A Plenoxel grid is made up of little blocks, just like the ones used to create a Minecraft world, except Plenoxels offer another level of dimensionality: view-dependent color. As seen in this demonstrationWhen you zoom out and look at all these blocks at once, you can see a high-resolution 3D world. But up close, at its core, only small blocks can be distinguished that can change color.
This process, called trilinear interpolation, takes the average of neighboring blocks, rather than representing a given point in space with a block or voxel. This smoothes the radiation field, improving the resolution of the resulting 3D rendering without the time delay of neural networks.

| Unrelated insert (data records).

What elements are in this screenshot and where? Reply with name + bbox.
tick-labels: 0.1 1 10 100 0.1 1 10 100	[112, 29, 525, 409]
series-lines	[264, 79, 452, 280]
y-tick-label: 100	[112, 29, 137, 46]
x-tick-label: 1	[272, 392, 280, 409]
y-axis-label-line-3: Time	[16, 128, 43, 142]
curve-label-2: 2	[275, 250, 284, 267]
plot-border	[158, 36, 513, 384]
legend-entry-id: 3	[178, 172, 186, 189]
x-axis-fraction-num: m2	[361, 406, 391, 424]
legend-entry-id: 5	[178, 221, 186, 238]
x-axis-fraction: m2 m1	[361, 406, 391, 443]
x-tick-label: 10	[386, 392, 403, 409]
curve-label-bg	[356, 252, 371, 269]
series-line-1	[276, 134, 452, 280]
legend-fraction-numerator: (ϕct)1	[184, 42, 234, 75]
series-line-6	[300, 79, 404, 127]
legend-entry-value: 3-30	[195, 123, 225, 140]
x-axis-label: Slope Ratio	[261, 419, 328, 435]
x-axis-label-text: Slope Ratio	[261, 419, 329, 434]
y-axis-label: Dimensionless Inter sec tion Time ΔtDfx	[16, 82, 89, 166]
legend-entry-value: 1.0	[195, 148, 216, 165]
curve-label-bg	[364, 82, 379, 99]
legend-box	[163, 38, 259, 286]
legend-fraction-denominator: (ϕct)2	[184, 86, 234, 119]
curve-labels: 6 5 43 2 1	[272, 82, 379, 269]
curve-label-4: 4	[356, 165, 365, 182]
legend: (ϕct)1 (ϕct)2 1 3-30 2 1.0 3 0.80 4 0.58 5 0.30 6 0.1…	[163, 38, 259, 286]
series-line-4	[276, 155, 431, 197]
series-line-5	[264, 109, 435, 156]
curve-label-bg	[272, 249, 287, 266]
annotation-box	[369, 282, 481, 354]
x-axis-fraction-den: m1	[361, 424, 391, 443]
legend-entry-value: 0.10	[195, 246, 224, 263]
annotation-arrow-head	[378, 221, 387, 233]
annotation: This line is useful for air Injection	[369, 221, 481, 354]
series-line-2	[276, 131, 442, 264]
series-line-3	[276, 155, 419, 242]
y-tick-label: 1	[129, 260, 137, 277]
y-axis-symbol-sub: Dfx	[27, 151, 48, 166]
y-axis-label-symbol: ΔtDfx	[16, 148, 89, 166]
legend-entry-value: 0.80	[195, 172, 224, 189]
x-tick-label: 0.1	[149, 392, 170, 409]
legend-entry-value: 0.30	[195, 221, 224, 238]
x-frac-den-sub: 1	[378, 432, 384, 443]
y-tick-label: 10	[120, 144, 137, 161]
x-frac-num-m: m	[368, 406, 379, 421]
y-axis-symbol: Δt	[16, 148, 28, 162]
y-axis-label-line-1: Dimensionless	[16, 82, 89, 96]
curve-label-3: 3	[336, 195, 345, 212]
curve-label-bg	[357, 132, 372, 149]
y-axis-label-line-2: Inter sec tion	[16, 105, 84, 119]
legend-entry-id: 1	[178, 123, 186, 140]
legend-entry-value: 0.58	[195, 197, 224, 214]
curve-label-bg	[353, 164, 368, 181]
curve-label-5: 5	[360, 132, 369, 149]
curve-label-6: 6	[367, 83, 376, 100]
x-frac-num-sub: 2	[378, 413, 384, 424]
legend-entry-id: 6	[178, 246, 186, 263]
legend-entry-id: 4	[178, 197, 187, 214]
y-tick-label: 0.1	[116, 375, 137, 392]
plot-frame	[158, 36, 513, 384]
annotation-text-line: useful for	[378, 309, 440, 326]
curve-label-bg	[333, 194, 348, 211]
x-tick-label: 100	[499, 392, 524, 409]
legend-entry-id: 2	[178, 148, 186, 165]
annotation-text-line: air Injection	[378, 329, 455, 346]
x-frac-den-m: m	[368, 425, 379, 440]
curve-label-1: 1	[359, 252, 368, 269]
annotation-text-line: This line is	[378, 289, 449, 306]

“By making some adjustments, we were able to remove the neural network and really speed up the training procedure”said Matthew Tancik, Ph.D. student in the Kanazawa lab and co-author of both the original NeRF paper and the new study on Plenoxels. “I did not expect these methods to be so fast. Instead of taking a full day, it can now take just a few minutes to create these highly photorealistic renderings, making them more practical for a variety of applications.”he pointed.
The researchers highlight the wide potential uses that this technology brings with it. From the development of immersive real estate tours, through the capture of personal memories and even covering the generation of more complex virtual and augmented reality experiences, they even contemplate their professional use in the development of integrated technologies robots, automobiles and even for the inspection of ecosystems, such as for calculating the density of trees in some territory.
Kanazawa noted that while this study showed that the Plenoxels-based technology does not rely on neural networks to turn photos into an explorable 3D world, AI might be needed if people want to use the technology for specific tasks that do require learning. “I think the next interesting thing will be to build learning into this process, so you can do similar things with a lot less images, a lot less observations.” dijo Kanazawa. “We use our previous experience of the world to perceive new images. This is where real machine learning comes into play. And now that we’ve made the 3D rendering process more practical, we can start thinking about it.”he pointed out regarding the future of this project.